My dear members of the 24th Knesset. I know this podium, this stage. I know it from up close. For 20 years, I had the privilege of serving the Israeli people as a Member of the Knesset, including seven years as a Speaker. Seven Knessets in total. Today, I am before a parliament that has dissolved itself four times in less than two years. A parliament that has relinquished, time after time, the right to express its confidence in the government. The disagreements that divide our society are genuine differences. Many of them are matters of principle. But there are times when we are obliged to resolve even wrenching, tough, painful disagreements. The seats on which you are sitting, honorable members, are rare and valuable. The power you have, in the voting buttons in front of you, is enormous. The Israeli people look to you and expect each one of you to show leadership. The kind of leadership this moment demands. Leadership that is faithful to the people and their values, but that also knows how to mark boundaries and show the way. Leadership that is confident in its path, but that sees ideological rivals not as the enemy, heaven forbid, but as potential partners. Leadership that, in the atmosphere of tribalism, knows how to steer away from separatism and alienation, which may be appropriate for the campaign trail, but are destructive when it comes to building a country and leading a people. The leadership of partnership and respect. That is the leadership the Israeli people need now, and it is not something that is expected only of the Knesset Member entrusted with forming a government or the new president you will elect but of each one of you as representatives and leaders of the people.

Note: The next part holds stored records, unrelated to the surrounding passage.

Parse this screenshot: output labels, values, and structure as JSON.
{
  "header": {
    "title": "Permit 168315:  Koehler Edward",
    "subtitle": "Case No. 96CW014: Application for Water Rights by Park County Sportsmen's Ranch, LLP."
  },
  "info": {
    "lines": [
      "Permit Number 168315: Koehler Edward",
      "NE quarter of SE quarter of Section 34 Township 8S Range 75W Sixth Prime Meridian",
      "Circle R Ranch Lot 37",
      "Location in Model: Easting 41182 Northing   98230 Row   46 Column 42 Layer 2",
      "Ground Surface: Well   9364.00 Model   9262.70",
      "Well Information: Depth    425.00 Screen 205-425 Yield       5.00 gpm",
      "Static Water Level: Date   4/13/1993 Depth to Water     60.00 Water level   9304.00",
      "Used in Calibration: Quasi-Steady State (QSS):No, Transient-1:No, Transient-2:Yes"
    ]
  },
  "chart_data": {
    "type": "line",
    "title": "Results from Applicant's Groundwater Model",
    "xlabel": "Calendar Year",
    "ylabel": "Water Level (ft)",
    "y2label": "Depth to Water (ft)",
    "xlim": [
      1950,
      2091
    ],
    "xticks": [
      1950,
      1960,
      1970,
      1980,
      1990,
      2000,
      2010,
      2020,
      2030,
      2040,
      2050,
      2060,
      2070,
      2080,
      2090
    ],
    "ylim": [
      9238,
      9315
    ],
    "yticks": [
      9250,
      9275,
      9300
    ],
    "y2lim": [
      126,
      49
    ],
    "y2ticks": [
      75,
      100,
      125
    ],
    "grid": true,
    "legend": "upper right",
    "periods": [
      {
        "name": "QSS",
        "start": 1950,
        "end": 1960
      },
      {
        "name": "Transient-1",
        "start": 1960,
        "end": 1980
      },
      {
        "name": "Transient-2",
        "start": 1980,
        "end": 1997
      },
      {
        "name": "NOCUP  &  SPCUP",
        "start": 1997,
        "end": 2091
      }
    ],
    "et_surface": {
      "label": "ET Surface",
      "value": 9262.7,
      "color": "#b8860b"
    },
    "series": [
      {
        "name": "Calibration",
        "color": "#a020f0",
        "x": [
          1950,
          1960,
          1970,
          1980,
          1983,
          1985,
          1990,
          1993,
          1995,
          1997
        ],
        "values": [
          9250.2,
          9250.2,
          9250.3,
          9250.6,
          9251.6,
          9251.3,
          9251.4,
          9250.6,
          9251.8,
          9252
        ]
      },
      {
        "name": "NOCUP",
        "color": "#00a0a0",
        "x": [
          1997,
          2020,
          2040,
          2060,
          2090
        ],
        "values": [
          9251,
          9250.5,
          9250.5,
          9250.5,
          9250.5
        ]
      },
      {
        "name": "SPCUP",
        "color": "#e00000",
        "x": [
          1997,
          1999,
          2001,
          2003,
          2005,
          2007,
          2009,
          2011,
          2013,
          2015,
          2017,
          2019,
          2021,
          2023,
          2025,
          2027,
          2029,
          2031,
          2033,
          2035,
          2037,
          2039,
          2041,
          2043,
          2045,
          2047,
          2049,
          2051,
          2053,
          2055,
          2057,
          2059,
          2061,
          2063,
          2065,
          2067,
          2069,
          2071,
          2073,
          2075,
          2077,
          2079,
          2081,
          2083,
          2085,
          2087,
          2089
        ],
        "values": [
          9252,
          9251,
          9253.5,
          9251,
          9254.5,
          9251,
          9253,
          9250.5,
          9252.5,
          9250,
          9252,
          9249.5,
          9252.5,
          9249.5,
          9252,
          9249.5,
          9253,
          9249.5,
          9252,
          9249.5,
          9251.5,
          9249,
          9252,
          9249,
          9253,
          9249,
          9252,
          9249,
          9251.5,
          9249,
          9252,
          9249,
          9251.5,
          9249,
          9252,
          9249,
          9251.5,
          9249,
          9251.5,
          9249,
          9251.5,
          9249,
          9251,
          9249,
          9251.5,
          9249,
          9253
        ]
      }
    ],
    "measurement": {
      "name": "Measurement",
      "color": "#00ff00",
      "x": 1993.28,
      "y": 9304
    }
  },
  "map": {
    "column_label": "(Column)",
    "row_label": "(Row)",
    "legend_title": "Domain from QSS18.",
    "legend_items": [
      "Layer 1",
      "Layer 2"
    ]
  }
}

My dear ones, I believe in these people. I believe in it because that is the lesson history, ancient and modern, has taught me. I believe in it because this person has proved their might during this plague. I believe. Believe yourselves, too. Believe in the words of Ezekiel: I am going to take the stick of Joseph which is in Ephraim’s hand, and of the Israelite tribes associated with him, and join it to Judah’s stick. I will make them into a single stick of wood, and they will become one in my hand. … I will make a covenant of peace with them; it will be an everlasting covenant.’ (Ezekiel 37:22, 26). Bless you.”